A putative new idea for AI control; index here.
EDIT: To remind everyone, this method does not entail the Oracle having false beliefs, just behaving as if it did; see here and here.
An idea I thought I'd been mentioning to everyone, but a recent conversation reveals I haven't been assiduous about it.
It's quite simple: whenever designing an Oracle, you should, as a default, run it's output channel through a probabilistic process akin to the false thermodynamic miracle, in order to make the Oracle act as if it believed its message will never be read.
This reduces the possibility of the Oracle manipulating us through message content, because it's action as if that content will never be seen by anyone.
Now, some Oracle designs can't use that (eg if accuracy is defined in terms of the reaction of people that read its output).
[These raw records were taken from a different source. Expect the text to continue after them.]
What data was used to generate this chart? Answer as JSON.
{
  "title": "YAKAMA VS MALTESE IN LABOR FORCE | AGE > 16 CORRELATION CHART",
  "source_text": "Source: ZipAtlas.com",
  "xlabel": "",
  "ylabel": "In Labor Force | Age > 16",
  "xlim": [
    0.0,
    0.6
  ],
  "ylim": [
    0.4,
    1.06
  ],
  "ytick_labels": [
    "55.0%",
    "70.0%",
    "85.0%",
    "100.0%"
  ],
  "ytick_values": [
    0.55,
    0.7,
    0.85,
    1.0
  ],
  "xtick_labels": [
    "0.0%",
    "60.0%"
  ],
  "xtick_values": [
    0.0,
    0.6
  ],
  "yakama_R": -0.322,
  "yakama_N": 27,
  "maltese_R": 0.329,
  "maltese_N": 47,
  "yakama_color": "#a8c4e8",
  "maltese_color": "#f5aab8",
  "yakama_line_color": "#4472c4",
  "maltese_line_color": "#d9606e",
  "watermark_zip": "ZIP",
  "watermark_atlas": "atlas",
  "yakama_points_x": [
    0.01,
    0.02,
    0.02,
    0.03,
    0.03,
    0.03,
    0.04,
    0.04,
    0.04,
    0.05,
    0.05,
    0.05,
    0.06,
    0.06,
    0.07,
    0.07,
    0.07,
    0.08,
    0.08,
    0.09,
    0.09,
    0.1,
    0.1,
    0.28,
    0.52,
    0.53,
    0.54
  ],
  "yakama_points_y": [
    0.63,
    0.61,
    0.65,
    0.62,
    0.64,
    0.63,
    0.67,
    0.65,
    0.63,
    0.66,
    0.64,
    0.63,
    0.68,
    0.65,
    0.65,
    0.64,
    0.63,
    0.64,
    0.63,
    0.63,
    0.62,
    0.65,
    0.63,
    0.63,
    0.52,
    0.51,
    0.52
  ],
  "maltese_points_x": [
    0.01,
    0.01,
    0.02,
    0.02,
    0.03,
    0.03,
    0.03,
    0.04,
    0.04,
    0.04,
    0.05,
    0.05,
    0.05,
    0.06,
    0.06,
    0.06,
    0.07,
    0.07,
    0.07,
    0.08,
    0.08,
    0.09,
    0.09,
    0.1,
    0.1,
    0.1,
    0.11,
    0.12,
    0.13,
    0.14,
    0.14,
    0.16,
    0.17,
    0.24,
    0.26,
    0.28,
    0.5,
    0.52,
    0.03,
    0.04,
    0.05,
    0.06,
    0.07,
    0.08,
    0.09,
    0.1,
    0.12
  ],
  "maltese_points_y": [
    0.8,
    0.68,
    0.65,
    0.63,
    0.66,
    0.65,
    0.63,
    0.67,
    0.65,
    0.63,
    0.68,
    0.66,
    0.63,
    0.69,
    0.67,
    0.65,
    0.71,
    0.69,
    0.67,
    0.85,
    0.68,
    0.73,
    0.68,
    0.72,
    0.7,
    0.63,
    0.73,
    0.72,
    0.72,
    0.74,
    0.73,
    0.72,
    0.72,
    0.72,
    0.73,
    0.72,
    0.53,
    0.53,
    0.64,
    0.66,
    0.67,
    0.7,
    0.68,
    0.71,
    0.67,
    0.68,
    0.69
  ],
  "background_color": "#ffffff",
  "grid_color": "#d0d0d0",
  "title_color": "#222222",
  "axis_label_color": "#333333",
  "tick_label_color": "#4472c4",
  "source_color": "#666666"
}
But in general, if your design allows such a precaution, there's no reason not to put it on, so it should be default in the Oracle design.
Even if the Oracle design precludes this directly, some version of it can be often be used. For instance, if accuracy is defined in terms of the reaction of the first person to read the output, and that person is isolated from the rest of the world, then we can get the Oracle to act as if it believed a nuclear bomb was due to go off before the person could communicate with the rest of the world.
Fair enough, let me try to rephrase that without using the word friendliness:
We're trying to make a superintelligent AI that answers all of our questions accurately but does not otherwise influence the world and has no ulterior motives beyond correctly answering questions that we ask of it.
If we instead accidentally made an AI that decides that it is acceptable to (for instance) manipulate us into asking simpler question so that it can answer more of them, it is preferable that it doesn't believe anyone is listening to the answers it gives because that is one less way it has for interacting with the outside world.
It is a redundant safeguard. With it, you might end up with a perfectly functioning AI that does nothing, without it, you may end up with an AI that is optimizing the world in an uncontrolled manner.
I don't think so. As I mentioned in another subthread here, I consider separating what an AI believes (e.g. that no one is listening) from what it actually does (e.g. answer questions) to be a bad idea.